Zdjęcia przewodnika wysłał nam za pośrednictwem platformy dziejesie.wp.pl pan Jacek z Krakowa.
"Samo wydawnictwo jest bardzo przydatne i pomocne dla nowo zatrudnionych przez Energylandię. Wydaje mi się, że to świetny pomysł aby w ten sposób przekazać nowym pracownikom podstawowe informacje na temat funkcjonowania firmy" - napisał nasz czytelnik.
I wszystko byłoby w porządku, gdyby w broszurze znajdowały się tylko przydatne wskazówki. Ale oprócz nich znalazło się coś, co - jak pisze pan Jacek - "zszokowało" go. "Jak dla mnie to kuriozum i ciekawostka" - dodaje.
Obejrzyj: Podatek handlowy? Nie łudźmy się: będzie drożej
O co chodzi? W przewodniku znalazła się swoista "deklaracja wiary" dla nowych pracowników. Pod kilkoma akapitami widnieje nawet miejsce na podpis.
Podobnych deklaracji możnaby się spodziewać na przykład przed rozpoczęciem studiów w seminarium duchownym czy pracy w jakichkolwiek katolickich instytucjach. Energylandia jednak do takich nie należy, co jest tym bardziej zaskakujące.
Zaczyna się niepozornie. "Wierzę w siebie. Wierzę w tych, którzy ze mną pracują. Wierzę w mojego pracodawcę. Wierzę w moich przyjaciół. Wierzę w moją rodzinę" - czytamy.
Dalej jednak pojawiają się zdania znacznie bardziej nawiązujące do religii.
"Wierzę, że Bóg udzieli mi wszystkiego, czego potrzebuję, aby odnieść sukces (...).
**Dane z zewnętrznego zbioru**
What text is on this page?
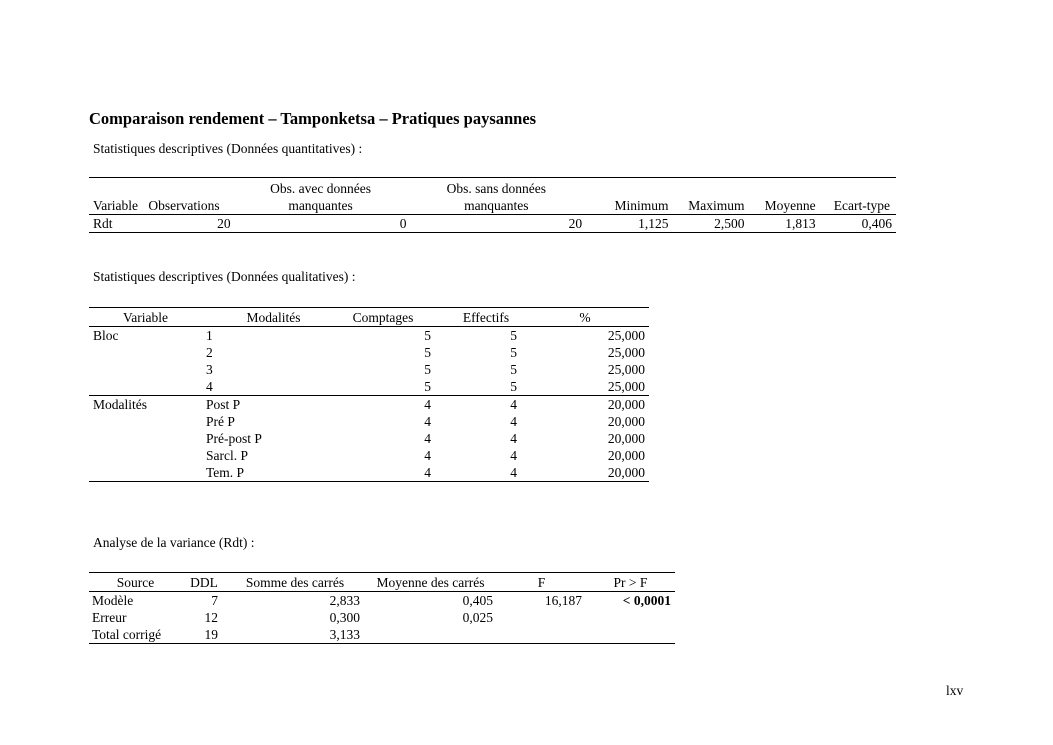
Comparaison rendement – Tamponketsa – Pratiques paysannes
Statistiques descriptives (Données quantitatives) :
Variable	Observations	Obs. avec données	Obs. sans données		Minimum	Maximum	Moyenne	Ecart-type
		manquantes	manquantes				
Rdt	20	0	20		1,125	2,500	1,813	0,406
Statistiques descriptives (Données qualitatives) :
Variable	Modalités	Comptages	Effectifs	%
Bloc	1	5	5	25,000
	2	5	5	25,000
	3	5	5	25,000
	4	5	5	25,000
Modalités	Post P	4	4	20,000
	Pré P	4	4	20,000
	Pré-post P	4	4	20,000
	Sarcl. P	4	4	20,000
	Tem. P	4	4	20,000
Analyse de la variance (Rdt) :
Source	DDL	Somme des carrés	Moyenne des carrés	F	Pr > F
Modèle	7	2,833	0,405	16,187	< 0,0001
Erreur	12	0,300	0,025		
Total corrigé	19	3,133			
lxv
Wierzę w modlitwę i nigdy nie zamknę oczu do snu, nie pomodliwszy się o boskie przewodnictwo, ażebym był cierpliwy wobec ludzi i tolerancyjny dla tych, którzy nie wierzą tak jak ja" - czytamy w broszurze Energylandii.
Dalej już tylko zapewnienia o ciężkiej pracy i ambicji. Na koniec jeszcze "akt miłosierdzia".
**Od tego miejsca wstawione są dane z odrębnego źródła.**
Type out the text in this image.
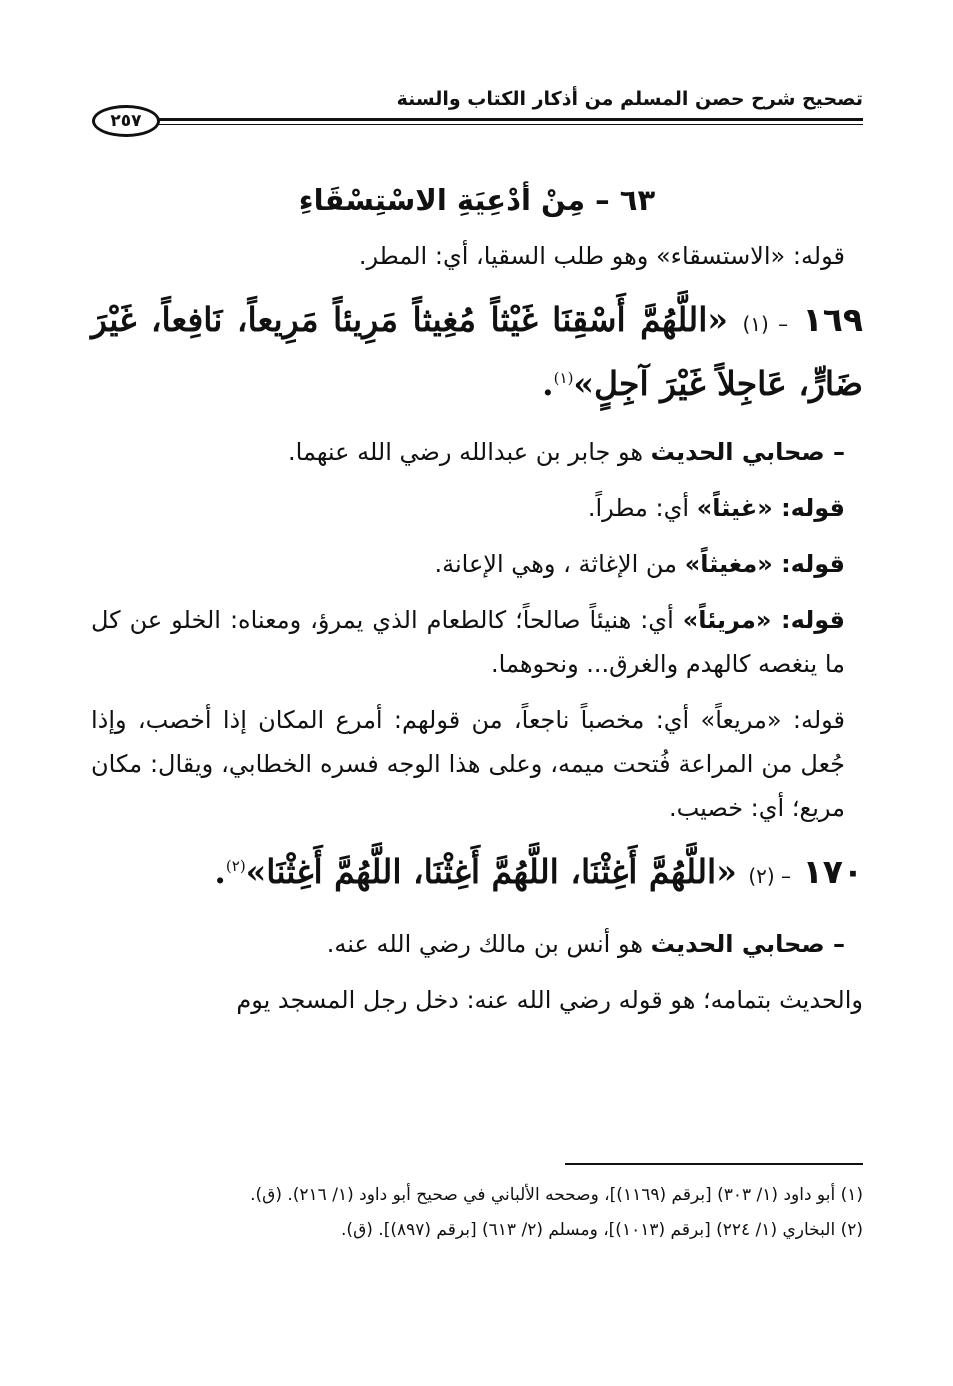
تصحيح شرح حصن المسلم من أذكار الكتاب والسنة
٢٥٧
٦٣ – مِنْ أدْعِيَةِ الاسْتِسْقَاءِ

قوله: «الاستسقاء» وهو طلب السقيا، أي: المطر.

١٦٩ – (١) «اللَّهُمَّ أَسْقِنَا غَيْثاً مُغِيثاً مَرِيئاً مَرِيعاً، نَافِعاً، غَيْرَ ضَارٍّ، عَاجِلاً غَيْرَ آجِلٍ»$^{(١)}$.

– صحابي الحديث هو جابر بن عبدالله رضي الله عنهما.

قوله: «غيثاً» أي: مطراً.

قوله: «مغيثاً» من الإغاثة ، وهي الإعانة.

قوله: «مريئاً» أي: هنيئاً صالحاً؛ كالطعام الذي يمرؤ، ومعناه: الخلو عن كل ما ينغصه كالهدم والغرق... ونحوهما.

قوله: «مريعاً» أي: مخصباً ناجعاً، من قولهم: أمرع المكان إذا أخصب، وإذا جُعل من المراعة فُتحت ميمه، وعلى هذا الوجه فسره الخطابي، ويقال: مكان مريع؛ أي: خصيب.

١٧٠ – (٢) «اللَّهُمَّ أَغِثْنَا، اللَّهُمَّ أَغِثْنَا، اللَّهُمَّ أَغِثْنَا»$^{(٢)}$.

– صحابي الحديث هو أنس بن مالك رضي الله عنه.

والحديث بتمامه؛ هو قوله رضي الله عنه: دخل رجل المسجد يوم

(١) أبو داود (١/ ٣٠٣) [برقم (١١٦٩)]، وصححه الألباني في صحيح أبو داود (١/ ٢١٦). (ق).

(٢) البخاري (١/ ٢٢٤) [برقم (١٠١٣)]، ومسلم (٢/ ٦١٣) [برقم (٨٩٧)]. (ق).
"Na koniec przebaczę tym, którzy mnie obrażają, ponieważ rozumiem, że czasem zdarzy mi się obrazić innych i będę potrzebował ich przebaczenia" - czytamy. Poniżej miejsce na podpis nowego pracownika Energylandii.
Skąd takie osobliwe deklaracje dla pracowników? Czy są one obowiązkowe dla każdego nowo zatrudnionego? Co z tymi, którzy w modlitwę i Boga nie wierzą?
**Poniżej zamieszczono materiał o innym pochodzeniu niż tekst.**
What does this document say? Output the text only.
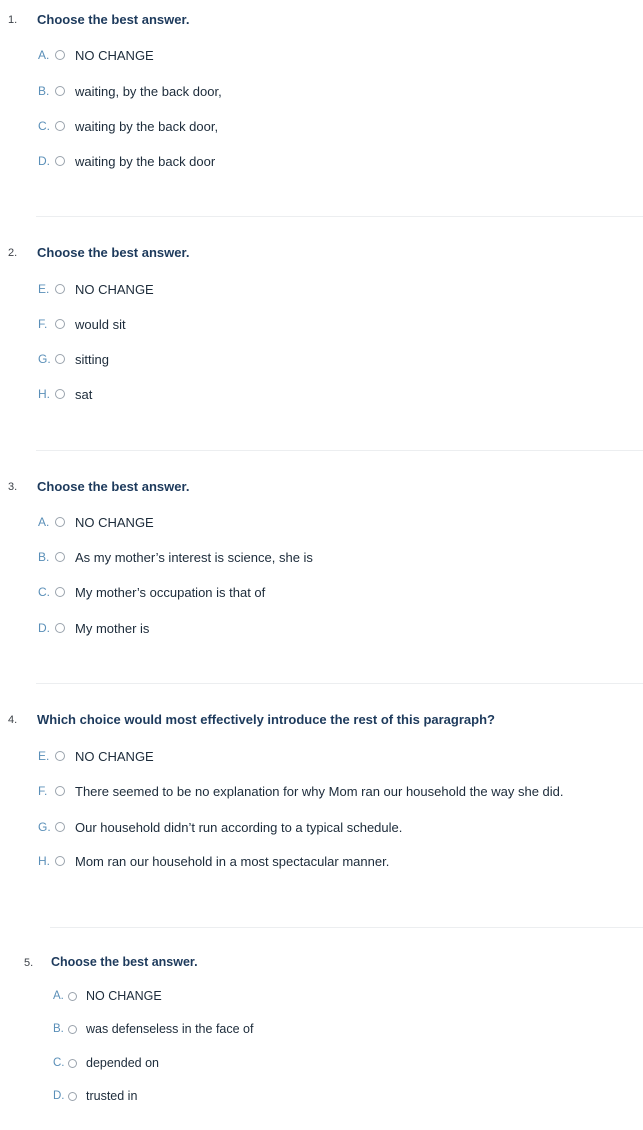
1. Choose the best answer.
A.	NO CHANGE
B.	waiting, by the back door,
C.	waiting by the back door,
D.	waiting by the back door
2. Choose the best answer.
E.	NO CHANGE
F.	would sit
G.	sitting
H.	sat
3. Choose the best answer.
A.	NO CHANGE
B.	As my mother’s interest is science, she is
C.	My mother’s occupation is that of
D.	My mother is
4. Which choice would most effectively introduce the rest of this paragraph?
E.	NO CHANGE
F.	There seemed to be no explanation for why Mom ran our household the way she did.
G.	Our household didn’t run according to a typical schedule.
H.	Mom ran our household in a most spectacular manner.
5. Choose the best answer.
A.	NO CHANGE
B.	was defenseless in the face of
C. depended on
D. trusted in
- Cytat z naszej książki pracowniczej nie odnosi się do konkretnej wiary, lecz ma charakter uniwersalny – pochodzi z książki Napoleona Hilla "Prawo sukcesu" i każdy może go zinterpretować indywidualnie - mówi money.pl Kris Kojder, rzecznik prasowy i dyrektor ds. wizerunku Energylandii.
- Wydana książka pracownicza ma na celu przekazanie nie tylko niezbędnych informacji na temat naszej firmy, jej struktury, etc., ale ma być także swego rodzaju motywatorem do osiągania sukcesu i samorealizacji - dodał.
Jak podkreślił Kojder, miejsce na podpis również jest fragmentem cytatu. - Po przemyśleniu stwierdziliśmy, że w nowej edycji książki pracowniczej, go usuniemy, a poniżej zamieścimy źródło cytatu - zapowiedział.
Energylandia to jeden z największych parków rozrywki w regionie. Znajduje się w Zatorze niedaleko Oświęcimia i zajmuje powierzchnię już ponad 30 hektarów. Ma jednak plany rozwoju i docelowo powinno to być ponad 150 hektarów.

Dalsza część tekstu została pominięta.